The Fosl1-Kdm6b Axis Controls Skeletal Muscle Fibrosis by Regulating Histone H3K27me3 [bulk RNA-seq]

Skeletal muscle fibrosis, characterized by the replacement of functional muscle tissue with fibrotic scarring, leads to muscle function loss and potentially fatal respiratory failure, particularly in muscular dystrophy. The mechanisms driving muscle fibrosis is not yet fully understood. Our study utilized single-cell RNA-seq and single-nuclei ATAC-seq to analyze the transcriptome and chromatin accessibility of regenerating and dystrophic skeletal muscle, identifying a specific subset of fibro-adipogenic precursors (FAPs) enriched in dystrophic muscles, termed fibrotic FAPs. We further demonstrated that chronic inflammation upregulates Fosl1, an early response gene, which activates the expression of Kdm6b in fibrotic FAPs. Kdm6b, a histone demethylase, specifically removes the repressive histone H3K27me3 mark. Notably, targeting Kdm6b genetically and pharmacologically inhibits fibrotic di^erentiation in human and mouse FAPs in vitro and ameliorated muscle fibrosis in mouse models in vivo.

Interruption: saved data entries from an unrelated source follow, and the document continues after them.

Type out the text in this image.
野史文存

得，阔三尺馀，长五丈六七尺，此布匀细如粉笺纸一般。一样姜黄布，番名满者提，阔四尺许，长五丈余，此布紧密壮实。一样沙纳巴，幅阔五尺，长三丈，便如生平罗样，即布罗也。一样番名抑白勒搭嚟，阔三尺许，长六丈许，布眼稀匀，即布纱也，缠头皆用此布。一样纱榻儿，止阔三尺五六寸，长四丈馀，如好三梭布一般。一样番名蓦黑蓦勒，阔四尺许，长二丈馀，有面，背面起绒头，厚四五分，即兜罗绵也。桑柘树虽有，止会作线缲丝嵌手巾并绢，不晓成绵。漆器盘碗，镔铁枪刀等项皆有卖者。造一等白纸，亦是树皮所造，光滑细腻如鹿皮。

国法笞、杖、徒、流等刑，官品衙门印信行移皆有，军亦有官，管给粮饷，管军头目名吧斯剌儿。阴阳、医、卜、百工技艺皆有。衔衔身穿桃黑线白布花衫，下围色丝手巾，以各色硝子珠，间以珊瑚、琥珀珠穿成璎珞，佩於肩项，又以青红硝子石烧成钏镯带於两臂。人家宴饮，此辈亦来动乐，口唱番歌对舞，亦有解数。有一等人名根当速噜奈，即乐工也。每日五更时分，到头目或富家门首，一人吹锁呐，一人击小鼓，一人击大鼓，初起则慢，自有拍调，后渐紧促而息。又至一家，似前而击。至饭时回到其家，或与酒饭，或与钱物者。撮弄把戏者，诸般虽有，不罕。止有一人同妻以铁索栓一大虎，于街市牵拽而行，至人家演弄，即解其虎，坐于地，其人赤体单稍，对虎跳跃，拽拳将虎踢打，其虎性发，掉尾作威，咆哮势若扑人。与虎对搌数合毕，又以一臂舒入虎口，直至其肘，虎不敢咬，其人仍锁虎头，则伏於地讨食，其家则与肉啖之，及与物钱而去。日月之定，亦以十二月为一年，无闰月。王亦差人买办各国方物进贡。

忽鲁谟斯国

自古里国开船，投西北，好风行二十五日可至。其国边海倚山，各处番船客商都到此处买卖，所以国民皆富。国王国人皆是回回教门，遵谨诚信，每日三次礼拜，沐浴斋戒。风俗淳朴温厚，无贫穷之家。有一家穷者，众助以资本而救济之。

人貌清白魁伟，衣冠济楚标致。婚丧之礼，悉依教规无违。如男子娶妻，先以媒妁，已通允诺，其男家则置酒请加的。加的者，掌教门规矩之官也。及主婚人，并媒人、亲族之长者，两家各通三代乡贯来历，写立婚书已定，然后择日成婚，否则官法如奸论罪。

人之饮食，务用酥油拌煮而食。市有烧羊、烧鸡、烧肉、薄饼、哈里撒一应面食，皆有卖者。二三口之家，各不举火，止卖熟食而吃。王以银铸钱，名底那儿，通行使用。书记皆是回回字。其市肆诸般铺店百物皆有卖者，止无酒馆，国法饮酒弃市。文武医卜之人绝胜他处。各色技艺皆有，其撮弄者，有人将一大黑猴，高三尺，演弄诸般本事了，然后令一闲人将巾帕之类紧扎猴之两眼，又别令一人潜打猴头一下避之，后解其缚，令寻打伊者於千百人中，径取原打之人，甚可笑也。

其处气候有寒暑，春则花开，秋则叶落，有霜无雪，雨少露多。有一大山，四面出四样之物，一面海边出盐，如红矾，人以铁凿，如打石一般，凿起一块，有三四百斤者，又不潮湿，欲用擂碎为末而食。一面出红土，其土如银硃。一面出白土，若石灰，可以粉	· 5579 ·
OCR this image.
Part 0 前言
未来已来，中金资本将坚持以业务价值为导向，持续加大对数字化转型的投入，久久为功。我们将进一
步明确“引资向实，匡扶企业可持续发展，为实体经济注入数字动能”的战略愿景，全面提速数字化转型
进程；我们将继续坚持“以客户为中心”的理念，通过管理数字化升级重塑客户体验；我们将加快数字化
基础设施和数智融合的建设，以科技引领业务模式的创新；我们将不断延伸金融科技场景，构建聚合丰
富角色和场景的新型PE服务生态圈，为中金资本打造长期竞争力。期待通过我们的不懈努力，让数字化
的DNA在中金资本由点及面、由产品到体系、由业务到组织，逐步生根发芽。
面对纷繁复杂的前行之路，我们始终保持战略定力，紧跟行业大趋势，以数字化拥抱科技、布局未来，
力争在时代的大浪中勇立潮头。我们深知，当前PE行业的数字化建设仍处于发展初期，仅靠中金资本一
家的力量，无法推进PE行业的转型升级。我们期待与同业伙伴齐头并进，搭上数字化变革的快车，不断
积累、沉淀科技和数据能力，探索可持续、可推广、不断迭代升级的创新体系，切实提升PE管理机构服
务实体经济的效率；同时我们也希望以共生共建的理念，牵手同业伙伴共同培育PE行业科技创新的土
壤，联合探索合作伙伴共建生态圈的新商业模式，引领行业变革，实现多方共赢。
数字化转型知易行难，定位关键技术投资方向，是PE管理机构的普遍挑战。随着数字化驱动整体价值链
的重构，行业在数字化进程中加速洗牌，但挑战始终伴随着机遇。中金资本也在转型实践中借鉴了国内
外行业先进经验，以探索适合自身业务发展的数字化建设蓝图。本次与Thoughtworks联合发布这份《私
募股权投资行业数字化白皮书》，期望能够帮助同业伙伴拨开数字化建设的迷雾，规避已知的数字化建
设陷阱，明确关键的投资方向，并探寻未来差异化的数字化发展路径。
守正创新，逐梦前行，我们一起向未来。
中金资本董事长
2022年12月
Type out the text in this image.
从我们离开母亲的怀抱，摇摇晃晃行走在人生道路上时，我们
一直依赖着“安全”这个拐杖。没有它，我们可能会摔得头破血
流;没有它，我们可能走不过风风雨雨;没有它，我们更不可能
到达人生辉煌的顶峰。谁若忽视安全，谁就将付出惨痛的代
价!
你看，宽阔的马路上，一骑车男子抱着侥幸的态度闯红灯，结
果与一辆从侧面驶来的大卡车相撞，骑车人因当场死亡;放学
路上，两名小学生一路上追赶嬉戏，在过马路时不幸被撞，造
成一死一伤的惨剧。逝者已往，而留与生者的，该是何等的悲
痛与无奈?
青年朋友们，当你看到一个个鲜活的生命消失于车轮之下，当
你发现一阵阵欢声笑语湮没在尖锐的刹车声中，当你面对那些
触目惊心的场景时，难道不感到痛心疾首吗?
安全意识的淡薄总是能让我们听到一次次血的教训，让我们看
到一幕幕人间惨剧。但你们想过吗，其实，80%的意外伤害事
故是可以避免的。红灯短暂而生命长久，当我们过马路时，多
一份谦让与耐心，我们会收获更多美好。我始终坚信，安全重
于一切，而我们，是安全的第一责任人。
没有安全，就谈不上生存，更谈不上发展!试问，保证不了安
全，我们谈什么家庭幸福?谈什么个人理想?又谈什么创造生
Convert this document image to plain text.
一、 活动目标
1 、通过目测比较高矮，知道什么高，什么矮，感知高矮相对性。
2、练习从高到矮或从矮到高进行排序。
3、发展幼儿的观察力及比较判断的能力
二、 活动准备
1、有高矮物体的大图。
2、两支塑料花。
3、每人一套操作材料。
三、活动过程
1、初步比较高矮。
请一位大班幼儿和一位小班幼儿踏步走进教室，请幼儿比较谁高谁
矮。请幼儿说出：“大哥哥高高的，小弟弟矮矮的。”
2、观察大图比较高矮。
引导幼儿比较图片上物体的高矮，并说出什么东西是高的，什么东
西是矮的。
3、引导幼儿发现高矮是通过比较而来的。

Furthermore, constitutive activation of the Fosl1-Kdm6b pathway reduced H3K27me3 modification at critical fibrotic gene loci, leading to their transcriptional activation. Taken together, our findings reveal that chronic inflammation perpetuates the Fosl1-Kdm6b axis in FAPs, causing epigenomic reprogramming and altering the H3K27me3 landscape, which is essential for preventing fibrotic di^erentiation of FAPs and skeletal muscle fibrosis. Overall design: mRNA measurements from fibro-adipogenic progenitors in wildtype, Mdx, and Utrophin-dystrophin double knockout mice. Other comparisons include conditional knockout of Kdm6b in FAPs (using Pdgfra-Cre and Kdm6b-flox mice) versus genetically matched control (without Cre)).